Zymath AR bekerja dengan memadukan media fisik berupa flashcard (kartu pintar) dengan aplikasi digital. Ketika kamera ponsel atau tablet diarahkan ke flashcard, objek tiga dimensi, animasi, dan soal-soal kuis yang interaktif akan muncul di layar, seolah-olah hidup di dunia nyata. “Dengan Zymath AR, kami membawa materi dari buku ke dunia digital yang visual. Siswa tidak hanya melihat deretan angka, tetapi mereka bisa berinteraksi langsung. Belajar pun terasa seperti sedang bermain game petualangan,” ujar Vio.
Inovasi ini mendapat dukungan penuh dari dosen pendamping, Siti Azizah Susilawati, S.Si., M.P., Ph.D. Menurutnya, pendekatan yang dilakukan tim Lentera Zyland sangat relevan dengan kebutuhan pendidikan modern. “Inovasi ini adalah contoh cemerlang bagaimana teknologi dapat dimanfaatkan untuk tujuan pedagogis. Penggunaan AR tidak hanya meningkatkan engagement atau keterlibatan siswa, tetapi juga membantu memvisualisasikan konsep matematika yang abstrak, sehingga lebih mudah dipahami oleh siswa dengan berbagai gaya belajar,” tutur Siti Azizah.
Kegiatan pengabdian ini disambut dengan sangat antusias oleh para siswa. Mereka tampak aktif dan gembira saat mencoba aplikasi dan mengerjakan kuis interaktif yang ada di dalamnya. Tim berharap, Zymath AR dapat terus dikembangkan dan diadopsi lebih luas untuk membantu mengubah cara pandang siswa terhadap matematika.

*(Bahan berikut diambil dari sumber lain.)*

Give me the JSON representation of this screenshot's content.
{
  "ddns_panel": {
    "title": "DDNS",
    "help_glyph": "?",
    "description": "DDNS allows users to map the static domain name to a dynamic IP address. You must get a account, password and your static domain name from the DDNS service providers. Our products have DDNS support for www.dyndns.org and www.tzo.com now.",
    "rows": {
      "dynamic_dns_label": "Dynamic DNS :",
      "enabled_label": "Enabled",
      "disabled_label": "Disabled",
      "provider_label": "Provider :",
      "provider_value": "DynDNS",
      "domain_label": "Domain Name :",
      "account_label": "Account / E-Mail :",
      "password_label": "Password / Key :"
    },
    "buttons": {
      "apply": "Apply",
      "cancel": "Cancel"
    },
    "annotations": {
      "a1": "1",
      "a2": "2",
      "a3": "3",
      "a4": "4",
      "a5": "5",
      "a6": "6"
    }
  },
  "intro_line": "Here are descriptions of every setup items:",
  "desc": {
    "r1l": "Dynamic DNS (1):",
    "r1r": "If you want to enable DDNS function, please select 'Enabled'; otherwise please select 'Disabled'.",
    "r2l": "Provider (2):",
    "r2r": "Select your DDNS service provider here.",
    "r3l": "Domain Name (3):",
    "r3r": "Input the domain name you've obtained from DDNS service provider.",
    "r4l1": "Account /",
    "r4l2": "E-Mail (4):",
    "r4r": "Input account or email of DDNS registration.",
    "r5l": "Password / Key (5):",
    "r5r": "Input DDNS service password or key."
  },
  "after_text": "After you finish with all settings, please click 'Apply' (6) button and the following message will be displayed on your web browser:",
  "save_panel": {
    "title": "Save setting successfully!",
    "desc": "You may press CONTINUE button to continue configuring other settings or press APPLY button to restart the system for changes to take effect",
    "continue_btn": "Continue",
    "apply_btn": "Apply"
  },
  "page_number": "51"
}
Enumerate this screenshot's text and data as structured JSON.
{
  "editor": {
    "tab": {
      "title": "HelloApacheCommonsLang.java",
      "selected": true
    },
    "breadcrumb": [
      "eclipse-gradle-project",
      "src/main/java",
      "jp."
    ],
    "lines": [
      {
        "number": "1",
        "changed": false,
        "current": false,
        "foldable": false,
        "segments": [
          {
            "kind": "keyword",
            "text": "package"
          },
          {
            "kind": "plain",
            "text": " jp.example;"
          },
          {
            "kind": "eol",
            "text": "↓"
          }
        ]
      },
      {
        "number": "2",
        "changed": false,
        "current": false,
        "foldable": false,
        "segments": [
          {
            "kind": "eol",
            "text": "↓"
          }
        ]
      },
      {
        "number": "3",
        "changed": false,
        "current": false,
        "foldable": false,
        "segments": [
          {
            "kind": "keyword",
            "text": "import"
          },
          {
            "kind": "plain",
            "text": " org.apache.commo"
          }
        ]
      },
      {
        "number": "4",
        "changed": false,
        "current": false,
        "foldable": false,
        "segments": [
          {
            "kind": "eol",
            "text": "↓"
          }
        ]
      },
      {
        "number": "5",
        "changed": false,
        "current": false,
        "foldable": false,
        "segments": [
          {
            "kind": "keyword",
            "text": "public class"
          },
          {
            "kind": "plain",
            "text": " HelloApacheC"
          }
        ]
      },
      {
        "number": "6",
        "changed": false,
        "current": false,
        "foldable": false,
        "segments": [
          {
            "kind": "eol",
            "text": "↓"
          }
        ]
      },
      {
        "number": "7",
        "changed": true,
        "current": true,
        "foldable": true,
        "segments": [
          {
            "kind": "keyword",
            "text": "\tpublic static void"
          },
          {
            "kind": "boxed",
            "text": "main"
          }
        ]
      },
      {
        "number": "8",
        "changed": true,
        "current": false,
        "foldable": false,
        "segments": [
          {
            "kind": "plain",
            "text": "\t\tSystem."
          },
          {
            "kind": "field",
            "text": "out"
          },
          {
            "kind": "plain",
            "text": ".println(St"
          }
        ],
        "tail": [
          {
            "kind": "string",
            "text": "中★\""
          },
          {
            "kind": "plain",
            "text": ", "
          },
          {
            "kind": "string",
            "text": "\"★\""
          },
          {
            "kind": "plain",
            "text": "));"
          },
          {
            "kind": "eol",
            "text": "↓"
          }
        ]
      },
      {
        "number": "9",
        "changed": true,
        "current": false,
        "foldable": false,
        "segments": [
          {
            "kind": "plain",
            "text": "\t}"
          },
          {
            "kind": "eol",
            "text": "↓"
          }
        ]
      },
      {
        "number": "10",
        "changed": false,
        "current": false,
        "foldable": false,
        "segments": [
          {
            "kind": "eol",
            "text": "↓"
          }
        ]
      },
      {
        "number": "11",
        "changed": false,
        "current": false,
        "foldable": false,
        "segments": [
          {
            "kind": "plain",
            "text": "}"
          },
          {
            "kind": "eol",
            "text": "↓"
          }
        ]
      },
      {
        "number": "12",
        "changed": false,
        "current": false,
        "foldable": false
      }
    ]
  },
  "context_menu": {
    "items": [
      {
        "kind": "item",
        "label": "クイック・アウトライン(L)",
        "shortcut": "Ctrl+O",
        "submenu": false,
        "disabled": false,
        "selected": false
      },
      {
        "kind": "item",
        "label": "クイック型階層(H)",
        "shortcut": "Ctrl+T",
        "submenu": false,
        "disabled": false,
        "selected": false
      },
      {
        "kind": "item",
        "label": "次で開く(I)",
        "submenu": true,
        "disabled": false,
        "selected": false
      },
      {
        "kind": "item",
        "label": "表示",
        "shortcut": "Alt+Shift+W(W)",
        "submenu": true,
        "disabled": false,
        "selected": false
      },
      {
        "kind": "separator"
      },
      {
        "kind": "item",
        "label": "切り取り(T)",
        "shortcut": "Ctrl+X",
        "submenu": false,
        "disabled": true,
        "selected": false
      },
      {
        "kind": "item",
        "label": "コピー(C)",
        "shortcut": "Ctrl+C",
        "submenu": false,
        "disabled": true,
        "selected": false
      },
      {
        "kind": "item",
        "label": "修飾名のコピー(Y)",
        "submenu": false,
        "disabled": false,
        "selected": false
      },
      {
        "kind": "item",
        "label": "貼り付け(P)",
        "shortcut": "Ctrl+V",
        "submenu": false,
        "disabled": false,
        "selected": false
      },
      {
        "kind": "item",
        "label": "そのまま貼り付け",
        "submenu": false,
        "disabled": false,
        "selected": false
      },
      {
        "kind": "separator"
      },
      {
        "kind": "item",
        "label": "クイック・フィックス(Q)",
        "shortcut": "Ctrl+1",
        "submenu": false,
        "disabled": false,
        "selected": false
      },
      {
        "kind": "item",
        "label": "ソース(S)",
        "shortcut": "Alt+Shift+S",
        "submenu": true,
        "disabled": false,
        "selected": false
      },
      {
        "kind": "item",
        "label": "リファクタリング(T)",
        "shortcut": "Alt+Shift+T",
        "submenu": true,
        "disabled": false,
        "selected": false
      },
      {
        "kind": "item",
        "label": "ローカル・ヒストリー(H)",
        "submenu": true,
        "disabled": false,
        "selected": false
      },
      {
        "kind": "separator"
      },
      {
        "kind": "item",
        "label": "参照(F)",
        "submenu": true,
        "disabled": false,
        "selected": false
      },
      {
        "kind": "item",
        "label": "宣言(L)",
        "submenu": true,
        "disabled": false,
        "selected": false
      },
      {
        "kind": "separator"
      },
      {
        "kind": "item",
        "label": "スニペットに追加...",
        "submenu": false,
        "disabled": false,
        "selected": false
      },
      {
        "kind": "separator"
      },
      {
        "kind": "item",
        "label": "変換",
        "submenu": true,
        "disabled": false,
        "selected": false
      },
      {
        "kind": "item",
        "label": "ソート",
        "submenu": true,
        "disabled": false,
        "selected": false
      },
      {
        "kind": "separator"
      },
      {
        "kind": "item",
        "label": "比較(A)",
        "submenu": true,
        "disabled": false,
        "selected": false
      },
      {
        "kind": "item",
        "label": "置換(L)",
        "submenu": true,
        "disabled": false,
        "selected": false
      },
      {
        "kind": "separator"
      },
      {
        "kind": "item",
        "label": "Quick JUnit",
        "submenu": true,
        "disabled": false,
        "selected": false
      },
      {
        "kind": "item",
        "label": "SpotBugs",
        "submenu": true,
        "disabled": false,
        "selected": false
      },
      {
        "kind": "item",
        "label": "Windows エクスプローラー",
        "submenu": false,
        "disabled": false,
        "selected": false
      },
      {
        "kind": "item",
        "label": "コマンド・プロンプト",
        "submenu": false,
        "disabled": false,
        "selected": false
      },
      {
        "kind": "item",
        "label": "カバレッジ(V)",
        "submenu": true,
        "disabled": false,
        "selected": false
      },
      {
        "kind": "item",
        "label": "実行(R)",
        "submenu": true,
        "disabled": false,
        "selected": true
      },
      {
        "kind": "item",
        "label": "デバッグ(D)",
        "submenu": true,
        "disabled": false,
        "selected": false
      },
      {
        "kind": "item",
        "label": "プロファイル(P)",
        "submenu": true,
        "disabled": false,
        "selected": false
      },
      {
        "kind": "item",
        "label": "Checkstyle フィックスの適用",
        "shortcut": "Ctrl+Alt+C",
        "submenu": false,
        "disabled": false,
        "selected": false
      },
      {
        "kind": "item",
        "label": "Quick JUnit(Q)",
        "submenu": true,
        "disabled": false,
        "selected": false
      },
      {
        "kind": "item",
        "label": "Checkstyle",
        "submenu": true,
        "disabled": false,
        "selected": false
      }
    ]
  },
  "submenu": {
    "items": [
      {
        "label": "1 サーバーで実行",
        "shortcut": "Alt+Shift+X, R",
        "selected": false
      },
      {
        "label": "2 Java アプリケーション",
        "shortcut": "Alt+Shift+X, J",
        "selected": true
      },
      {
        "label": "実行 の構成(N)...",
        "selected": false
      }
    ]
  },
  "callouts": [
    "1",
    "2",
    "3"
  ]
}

“Tujuan utama kami adalah mengasah kemampuan literasi dan numerasi siswa dengan cara yang menyenangkan dan relevan dengan dunia mereka,” ungkap salah seorang perwakilan dari tim Lentera Zyland Dhandy. “Kami ingin membuktikan bahwa matematika bukanlah sesuatu yang menakutkan, melainkan sebuah petualangan yang bisa dijelajahi.” tambahnya
Setelah asyik berinteraksi dengan kartu AR, para siswa tidak langsung selesai. Untuk mengukur sejauh mana pemahaman mereka setelah mengikuti dua sesi pembelajaran tersebut, mereka ditantang untuk mengerjakan kuis interaktif yang tersedia langsung di dalam aplikasi Zymath AR. Fitur ini memungkinkan tim untuk mendapatkan umpan balik instan mengenai efektivitas metode pembelajaran yang mereka terapkan.

Kegiatan ini merupakan implementasi kedua dari seri program yang dijalankan oleh Lentera Zyland, menunjukkan komitmen mereka untuk terus menciptakan inovasi dalam dunia pendidikan, khususnya bagi siswa di kelas inklusif. Melalui perpaduan antara buku dan teknologi AR, belajar hitung susun kini tak lagi monoton, melainkan menjadi sebuah pengalaman imersif yang tak terlupakan bagi para siswa.